In a recent discourse by Nic Puckrin, CEO & Co-founder of Coin Bureau, the underlying forces driving Bitcoin’s price were discussed shedding light on potential strategic trading maneuvers. Puckrin elaborated on various facets influencing Bitcoin’s market dynamics and drew attention to nuanced indicators and emerging trends in a comprehensive thread.
Analyzing website traffic data from top crypto platforms and exchanges, a notable uptick in engagement during the December- February 2024 period was revealed. Despite this surge, traffic levels remain a far cry from the peaks witnessed during previous bull markets indicating subdued retail participation. Similarly, trading volumes on exchanges like Coinbase are significantly lower compared to historical highs.
On the institutional front, a notable trend emerges as institutional traders increasingly gravitate towards Bitcoin exposure via CME futures contracts. New study by K33 Research, CME Group and Tradingview suggests a connection between changes in Open Interest (OI) and futures premiums in Bitcoin futures contracts traded on the CME and the potential returns on those contracts.
When both OI and futures premiums increase, the findings show a positive correlation with returns averaging around 0.6% and 1.0% for daily and weekly periods respectively. Conversely, when both decrease, the correlation leans negative with average returns around -0.6% and -0.7% for daily and weekly periods.
Questions loom over Bitcoin’s role in traditional finance (TradFi) ecosystems. Recent correlations between Bitcoin and traditional assets such as the Nasdaq and S&P 500 have hovered below 20% suggesting limited influence from macroeconomic factors. However, the debate regarding Bitcoin’s status as a hedge against traditional assets remains nuanced and multifaceted.

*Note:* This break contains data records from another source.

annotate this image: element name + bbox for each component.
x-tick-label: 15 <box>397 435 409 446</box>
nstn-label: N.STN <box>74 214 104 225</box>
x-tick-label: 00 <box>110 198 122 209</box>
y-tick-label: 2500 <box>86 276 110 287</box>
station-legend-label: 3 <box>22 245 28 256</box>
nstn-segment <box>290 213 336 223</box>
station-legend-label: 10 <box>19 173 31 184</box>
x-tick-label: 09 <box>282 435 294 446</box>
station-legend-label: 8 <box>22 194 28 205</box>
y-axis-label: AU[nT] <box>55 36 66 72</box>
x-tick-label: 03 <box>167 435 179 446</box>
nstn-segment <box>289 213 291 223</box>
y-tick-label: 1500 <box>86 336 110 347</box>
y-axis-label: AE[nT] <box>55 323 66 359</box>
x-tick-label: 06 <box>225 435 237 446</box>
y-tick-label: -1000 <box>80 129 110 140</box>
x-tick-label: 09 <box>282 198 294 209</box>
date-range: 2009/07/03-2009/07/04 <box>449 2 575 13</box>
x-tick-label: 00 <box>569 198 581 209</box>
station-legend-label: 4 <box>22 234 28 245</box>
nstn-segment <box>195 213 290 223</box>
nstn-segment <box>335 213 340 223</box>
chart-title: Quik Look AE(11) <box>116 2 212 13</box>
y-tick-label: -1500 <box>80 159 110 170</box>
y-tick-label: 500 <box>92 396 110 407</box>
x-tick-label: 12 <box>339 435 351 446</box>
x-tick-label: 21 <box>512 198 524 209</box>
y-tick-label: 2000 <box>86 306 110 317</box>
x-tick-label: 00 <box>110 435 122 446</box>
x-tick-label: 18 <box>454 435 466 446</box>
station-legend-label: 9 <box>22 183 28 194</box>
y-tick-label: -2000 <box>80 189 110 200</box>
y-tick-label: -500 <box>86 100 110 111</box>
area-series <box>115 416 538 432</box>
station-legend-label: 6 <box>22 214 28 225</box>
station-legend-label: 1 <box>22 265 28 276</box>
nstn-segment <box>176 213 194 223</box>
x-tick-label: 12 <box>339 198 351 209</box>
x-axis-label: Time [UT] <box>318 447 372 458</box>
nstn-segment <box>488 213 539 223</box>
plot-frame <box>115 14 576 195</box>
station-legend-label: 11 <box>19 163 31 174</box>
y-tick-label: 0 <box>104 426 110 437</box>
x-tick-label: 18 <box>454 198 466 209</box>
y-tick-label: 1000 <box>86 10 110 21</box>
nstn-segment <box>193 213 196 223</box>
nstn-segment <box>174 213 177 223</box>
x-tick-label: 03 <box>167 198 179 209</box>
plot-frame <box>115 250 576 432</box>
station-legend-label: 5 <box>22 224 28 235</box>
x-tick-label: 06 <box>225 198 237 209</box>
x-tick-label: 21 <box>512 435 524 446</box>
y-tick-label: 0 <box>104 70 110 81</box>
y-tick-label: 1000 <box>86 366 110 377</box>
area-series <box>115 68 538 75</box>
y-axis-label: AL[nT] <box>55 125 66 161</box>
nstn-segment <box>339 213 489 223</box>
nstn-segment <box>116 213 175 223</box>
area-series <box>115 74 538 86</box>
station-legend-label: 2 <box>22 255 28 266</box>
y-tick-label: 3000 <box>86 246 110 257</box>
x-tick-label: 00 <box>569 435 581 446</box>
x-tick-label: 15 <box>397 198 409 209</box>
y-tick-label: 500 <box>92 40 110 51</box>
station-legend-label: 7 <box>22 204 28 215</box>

The impact of supply-side dynamics, particularly Bitcoin halving events, cannot be overstated. While immediate effects on daily emissions may seem negligible the cumulative reduction in yearly rewards presents a substantial shift in long-term price trends.
According to the report, miners are currently on track to earn approximately 328,500 bitcoins per year down from 657,000 bitcoins per year before the halving. This represents a 50% decrease in new coin issuance directly impacting the overall supply growth of Bitcoin.
While ETF products introduce some selling pressure due to management fees, the emergence of lower-fee alternatives might mitigate this impact. The chart suggests that the Grayscale Bitcoin Trust (GBTC) has reduced the amount of Bitcoin it needs to sell to cover management fees. Previously, GBTC selling was estimated to have a significant impact on the market. The introduction of Bitcoin ETFs appears to have coincided with a decrease in selling pressure.